In H. M. Edwards' book Riemann's Zeta Function on pages $33–34$ (chapter "Riemann's paper") it reads
Of course Riemann's goal was to obtain a formula not for $J(x)$ [explained below] but for the function $\pi (x)$, that is, for the number of primes less than any given magnitude $x$. [...] Riemann inverts this relationship [...] to obtain $$\pi (x)=\sum_{n\gt 0}\frac{\mu (n)}{n}J\left(x^{\frac{1}{n}}\right),$$ [...] the series [the one above] [...] when combined with the analytical formula for $J(x)$ $$J(x)=\operatorname{li}x-\sum_{\rho}\operatorname{li} x^{\rho}-\ln 2+\int_x^\infty \frac{dt}{t\left(t^2-1\right)\ln t},\, x\gt 1,$$ it gives an analytical formula for $\pi (x)$ as desired.
(mathematical notation slightly adjusted to match current conventions, though $\pi (x)$ and $J(x)$ were not changed)
Also, on page $22$, $J(x)$ is defined as $$J(x)=\frac{1}{2}\left(\sum_{p^n\lt x}\frac{1}{n}+\sum_{p^n\le x}\frac{1}{n}\right).$$
Even though Riemann elaborated on the number of primes less than a given magnitude, in modern mathematics, $\pi (x)$ denotes the number of primes less than or equal to a given magnitude.
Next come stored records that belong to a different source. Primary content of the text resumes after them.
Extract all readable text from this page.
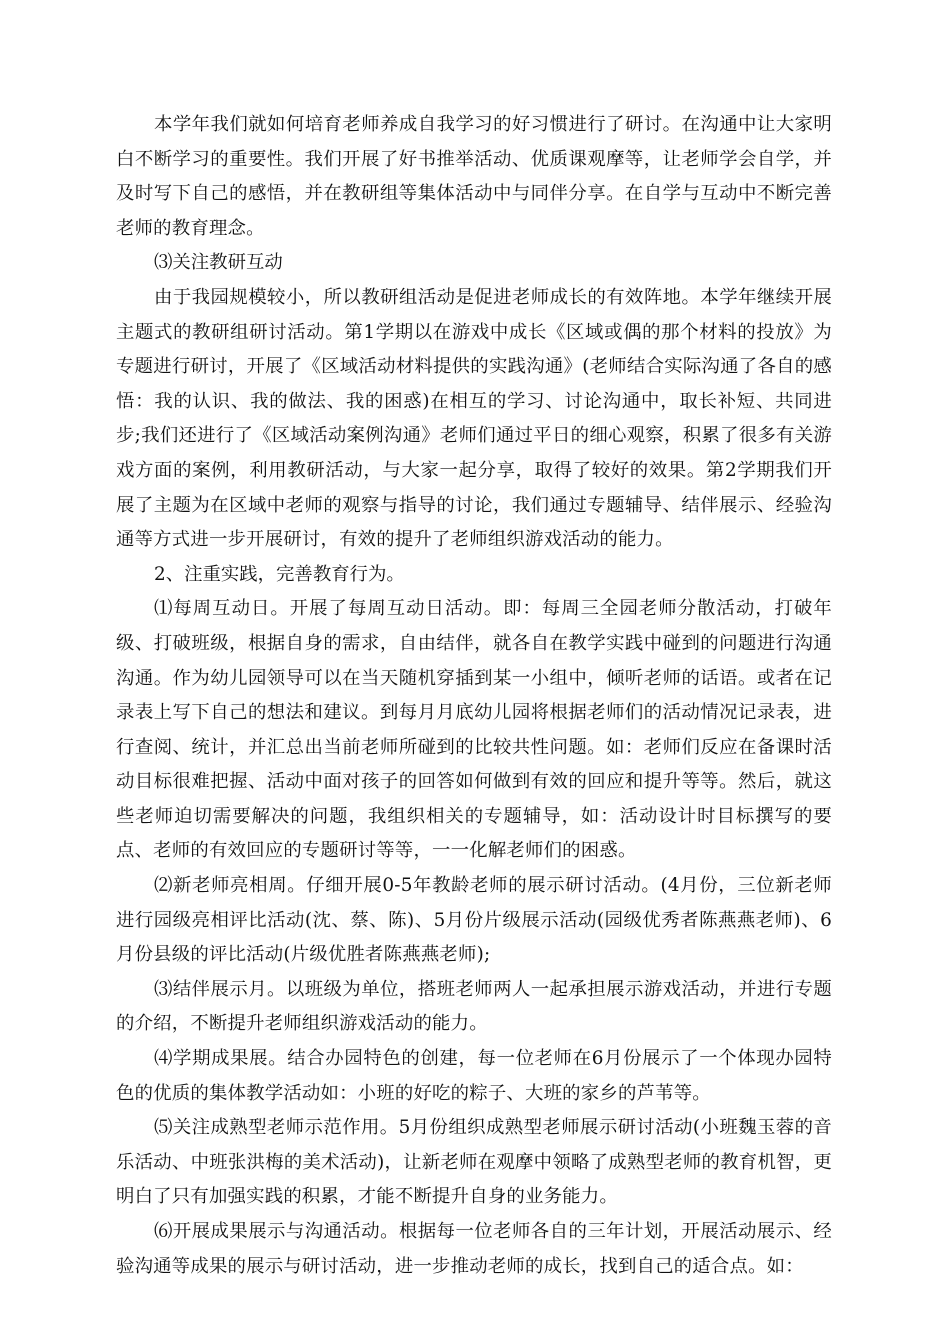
本学年我们就如何培育老师养成自我学习的好习惯进行了研讨。在沟通中让大家明白不断学习的重要性。我们开展了好书推举活动、优质课观摩等，让老师学会自学，并及时写下自己的感悟，并在教研组等集体活动中与同伴分享。在自学与互动中不断完善老师的教育理念。

⑶关注教研互动

由于我园规模较小，所以教研组活动是促进老师成长的有效阵地。本学年继续开展主题式的教研组研讨活动。第1学期以在游戏中成长《区域或偶的那个材料的投放》为专题进行研讨，开展了《区域活动材料提供的实践沟通》(老师结合实际沟通了各自的感悟：我的认识、我的做法、我的困惑)在相互的学习、讨论沟通中，取长补短、共同进步;我们还进行了《区域活动案例沟通》老师们通过平日的细心观察，积累了很多有关游戏方面的案例，利用教研活动，与大家一起分享，取得了较好的效果。第2学期我们开展了主题为在区域中老师的观察与指导的讨论，我们通过专题辅导、结伴展示、经验沟通等方式进一步开展研讨，有效的提升了老师组织游戏活动的能力。

2、注重实践，完善教育行为。

⑴每周互动日。开展了每周互动日活动。即：每周三全园老师分散活动，打破年级、打破班级，根据自身的需求，自由结伴，就各自在教学实践中碰到的问题进行沟通沟通。作为幼儿园领导可以在当天随机穿插到某一小组中，倾听老师的话语。或者在记录表上写下自己的想法和建议。到每月月底幼儿园将根据老师们的活动情况记录表，进行查阅、统计，并汇总出当前老师所碰到的比较共性问题。如：老师们反应在备课时活动目标很难把握、活动中面对孩子的回答如何做到有效的回应和提升等等。然后，就这些老师迫切需要解决的问题，我组织相关的专题辅导，如：活动设计时目标撰写的要点、老师的有效回应的专题研讨等等，一一化解老师们的困惑。

⑵新老师亮相周。仔细开展0-5年教龄老师的展示研讨活动。(4月份，三位新老师进行园级亮相评比活动(沈、蔡、陈)、5月份片级展示活动(园级优秀者陈燕燕老师)、6月份县级的评比活动(片级优胜者陈燕燕老师);

⑶结伴展示月。以班级为单位，搭班老师两人一起承担展示游戏活动，并进行专题的介绍，不断提升老师组织游戏活动的能力。

⑷学期成果展。结合办园特色的创建，每一位老师在6月份展示了一个体现办园特色的优质的集体教学活动如：小班的好吃的粽子、大班的家乡的芦苇等。

⑸关注成熟型老师示范作用。5月份组织成熟型老师展示研讨活动(小班魏玉蓉的音乐活动、中班张洪梅的美术活动)，让新老师在观摩中领略了成熟型老师的教育机智，更明白了只有加强实践的积累，才能不断提升自身的业务能力。

⑹开展成果展示与沟通活动。根据每一位老师各自的三年计划，开展活动展示、经验沟通等成果的展示与研讨活动，进一步推动老师的成长，找到自己的适合点。如：
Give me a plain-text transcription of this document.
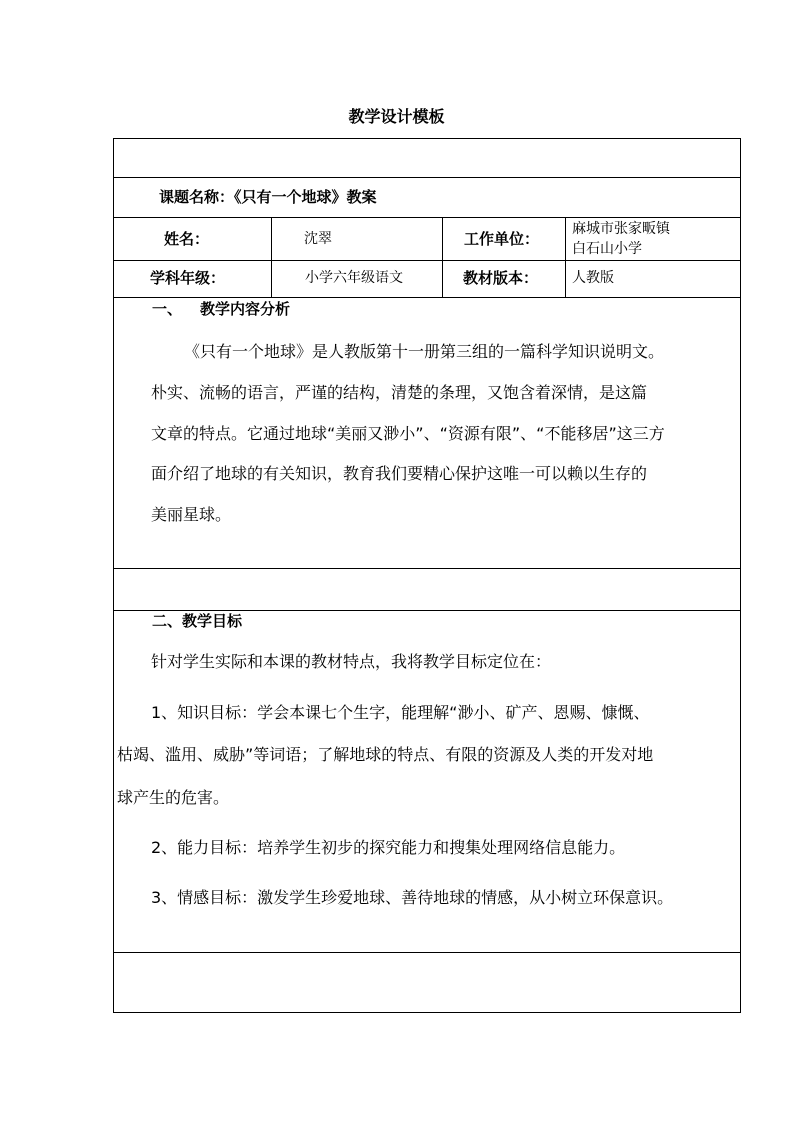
教学设计模板
课题名称：《只有一个地球》教案
姓名：	沈翠	工作单位：
麻城市张家畈镇
白石山小学
学科年级：	小学六年级语文	教材版本： 人教版
一、 教学内容分析
《只有一个地球》是人教版第十一册第三组的一篇科学知识说明文。
朴实、流畅的语言，严谨的结构，清楚的条理，又饱含着深情，是这篇
文章的特点。它通过地球“美丽又渺小”、“资源有限”、“不能移居”这三方
面介绍了地球的有关知识，教育我们要精心保护这唯一可以赖以生存的
美丽星球。
二、教学目标
针对学生实际和本课的教材特点，我将教学目标定位在：
1、知识目标：学会本课七个生字，能理解“渺小、矿产、恩赐、慷慨、
枯竭、滥用、威胁”等词语；了解地球的特点、有限的资源及人类的开发对地
球产生的危害。
2、能力目标：培养学生初步的探究能力和搜集处理网络信息能力。
3、情感目标：激发学生珍爱地球、善待地球的情感，从小树立环保意识。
From Riemann's Ueber die Anzahl der Primzahlen unter einer gegeben Grösse:
[...] the number of primes that are smaller than $x$ can now be determined. Let $F(x)$ be equal to this number when $x$ is not exactly equal to a prime number, but let it be greater by $\frac{1}{2}$ when $x$ is a prime number, so that, for any $x$ at which there is a jump in the value in $F(x)$, $$F(x)=\frac{F(x+0)+F(x-0)}{2}.$$ [translated to English]
(note the obsolete notation for limits; also the $F$ in $F(x)$ should have been distinguished from the $F$ in $F(x+0)$)
Now, let's change the indices to make things clear. Let $\pi (x)=\sum_{p\le x}1$ be the prime counting function and $$J(x)=\sum_{p^n\le x}\frac{1}{n},$$ $$J_0 (x)=\frac{1}{2}\left(\sum_{p^n\lt x}\frac{1}{n}+\sum_{p^n\le x}\frac{1}{n}\right)\, (\text{that's Edwards'}\, J(x)),$$ $$\pi _0 (x)=\lim_{\varepsilon\to 0}\frac{\pi (x-\varepsilon)+\pi (x+\varepsilon)}{2}\, (\text{that's Edwards'}\, \pi (x)).$$ Then we have $$\pi _0 (x)=\sum_{n\gt 0}\frac{\mu (n)}{n}J_0 \left(x^{\frac{1}{n}}\right)$$ according to this Wikipedia article (https://en.wikipedia.org/wiki/Prime-counting_function). This, however, contradicts the Mathworld article on the same topic (https://mathworld.wolfram.com/PrimeCountingFunction.html):
A modified version of the prime counting function is given by $$\begin{align}\pi _0 (p)&\equiv\begin{cases}\pi (p) &\mbox{ }\text{for}\, p\, \text{composite}\\ \pi (p)-\frac{1}{2} &\mbox{ }\text{for}\, p\, \text{prime}\end{cases}\\ \pi _0(p)&=\sum_{n=1}^\infty \frac{\mu (x)f\left(x^{1/n}\right)}{n},\end{align}$$ where $\mu (n)$ is the Möbius function and $f(x)$ is the Riemann prime counting function. [I think there should be $\mu (n)$ and $f\left(p^{1/n}\right)$ in the formula.]
The Riemann prime counting function is defined to be $$f(x)=\sum_{p^n\le x}\frac{1}{n}$$ but, looking at the formula Mathworld provides, that "$f(x)$" should be the same as $J_0 (x)$ mentioned before (which is not) and that's the contradiction. Even more confusingly, the Mathworld article on the Riemann prime counting function reads
Amazingly, the prime counting function $\pi (x)$ is related to $f(x)$ by the Möbius transform $$\pi (x)=\sum_{n=1}^\infty \frac{\mu (n)}{n}f\left(x^{1/n}\right),$$ [...] Riemann proposed that $$f(x)=\operatorname{li}(x)-\sum_{\rho}\operatorname{li}(x^{\rho})-\ln 2+\int_x^\infty \frac{dt}{t(t^2-1)},$$ [...] This formula was subsequently proved by Mangoldt.
That contradicts the Wikipedia article mentioned above which claims that $$J_0 (x)=\operatorname{li}(x)-\sum_{\rho}\operatorname{li}(x^{\rho})-\ln 2+\int_x^\infty \frac{dt}{t(t^2-1)},$$ but clearly $$\frac{1}{2}\left(\sum_{p^n\lt x}\frac{1}{n}+\sum_{p^n\le x}\frac{1}{n}\right)= \sum_{p^n\le x}\frac{1}{n}$$ is not true for every $x$.
What is true, then?